The challenge is getting enough of it into the diet. For most people, oats might be eaten at breakfast and occasionally in something like an Anzac biscuit. The most promising path for increasing beta-glucan intake is by incorporating oats into the processed foods people already eat every day. This means that food producers need a reliable supply of oats with consistently high beta-glucan content.
Researchers from the La Trobe Institute for Sustainable Agriculture and Food (LISAF) have delivered a resource to help develop oat varieties with reliably high beta-glucan across diverse growing conditions, giving food producers confidence in the nutritional quality of their products.
In partnership with PepsiCo, LISAF researchers created one of the most complete genetic maps available for oats, providing a foundation for identifying the genes that control beta-glucan content, along with growth and resilience. The long-term collaboration draws on La Trobe University’s longstanding expertise in plant cell wall science and supports the development of oat varieties with improved nutrition, sustainability and taste.
“Australia’s oat industry contributes around $400 million per year to the national economy, making advances in oat science a win for farmers, food companies and consumers alike,” says LISAF Professor Monika Doblin, who was a co-investigator on the work, along with Professors Mathew Lewsey, Tony Bacic and Jim Whelan.
This genetic map is now embedded in oat research worldwide. A major 2025 study comparing 33 oat genomes drew on the LISAF-PepsiCo resource and identified genes linked to flowering time and plant height - findings have direct implications for breeding under warmer, more variable growing conditions.

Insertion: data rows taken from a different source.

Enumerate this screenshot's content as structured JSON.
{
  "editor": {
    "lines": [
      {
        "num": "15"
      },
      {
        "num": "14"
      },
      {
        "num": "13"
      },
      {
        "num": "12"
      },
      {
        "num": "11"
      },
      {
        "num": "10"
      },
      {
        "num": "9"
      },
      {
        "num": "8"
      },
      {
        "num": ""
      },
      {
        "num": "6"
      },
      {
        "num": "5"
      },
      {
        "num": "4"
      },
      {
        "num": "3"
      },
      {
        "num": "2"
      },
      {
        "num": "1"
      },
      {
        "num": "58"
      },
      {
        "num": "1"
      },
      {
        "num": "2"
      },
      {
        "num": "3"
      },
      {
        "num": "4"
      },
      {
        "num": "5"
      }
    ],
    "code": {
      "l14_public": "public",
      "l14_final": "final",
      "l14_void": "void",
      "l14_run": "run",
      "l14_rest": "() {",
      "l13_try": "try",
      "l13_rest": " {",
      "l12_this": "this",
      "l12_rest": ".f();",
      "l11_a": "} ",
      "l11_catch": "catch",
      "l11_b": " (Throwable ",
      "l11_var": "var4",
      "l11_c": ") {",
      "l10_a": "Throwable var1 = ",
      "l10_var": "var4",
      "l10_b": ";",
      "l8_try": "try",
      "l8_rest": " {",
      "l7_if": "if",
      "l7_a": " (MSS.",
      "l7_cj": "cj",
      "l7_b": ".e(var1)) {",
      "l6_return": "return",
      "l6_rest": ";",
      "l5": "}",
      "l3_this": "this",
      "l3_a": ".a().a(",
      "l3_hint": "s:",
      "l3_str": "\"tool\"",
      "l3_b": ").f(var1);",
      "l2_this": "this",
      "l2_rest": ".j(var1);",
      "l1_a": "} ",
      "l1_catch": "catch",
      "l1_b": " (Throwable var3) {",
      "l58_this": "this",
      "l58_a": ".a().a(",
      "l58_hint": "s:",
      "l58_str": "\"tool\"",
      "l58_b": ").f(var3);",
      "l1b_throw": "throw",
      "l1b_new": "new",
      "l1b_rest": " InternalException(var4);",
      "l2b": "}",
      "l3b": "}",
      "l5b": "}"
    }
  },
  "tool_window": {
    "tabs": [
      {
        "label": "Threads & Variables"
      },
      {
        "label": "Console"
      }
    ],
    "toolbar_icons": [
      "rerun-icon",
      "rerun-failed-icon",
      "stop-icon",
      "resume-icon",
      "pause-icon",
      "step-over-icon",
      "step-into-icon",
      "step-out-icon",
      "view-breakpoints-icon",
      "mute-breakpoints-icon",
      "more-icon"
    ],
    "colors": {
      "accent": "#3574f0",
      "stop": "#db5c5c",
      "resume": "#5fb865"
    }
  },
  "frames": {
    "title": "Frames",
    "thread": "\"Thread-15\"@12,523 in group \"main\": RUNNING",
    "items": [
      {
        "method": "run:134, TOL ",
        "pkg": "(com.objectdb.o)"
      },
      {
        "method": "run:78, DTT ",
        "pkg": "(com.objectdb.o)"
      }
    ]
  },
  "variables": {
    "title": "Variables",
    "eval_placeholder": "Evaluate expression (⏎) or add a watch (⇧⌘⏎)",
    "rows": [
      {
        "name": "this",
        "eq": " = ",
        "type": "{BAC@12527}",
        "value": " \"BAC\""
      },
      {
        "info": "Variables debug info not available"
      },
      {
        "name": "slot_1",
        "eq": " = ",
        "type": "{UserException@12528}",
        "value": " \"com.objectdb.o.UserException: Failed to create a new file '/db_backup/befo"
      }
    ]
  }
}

Large breeding programs in the United States have used the same genetic map to sharpen the focus on beta-glucan: a 2025 study using more than 1,000 breeding lines identified 44 durable genetic markers for beta-glucan and other key traits, while a separate project demonstrated that beta-glucan content can be reliably predicted across multiple years and environments.
For Professor Mathew Lewsey, this work has reach from the breakfast table to the fields.
“By equipping breeders with the tools to select for consistently high beta-glucan levels, this research is helping to make one of the world’s most popular breakfast foods genuinely better for the people who eat it - and more resilient for the farmers who grow it,” he says.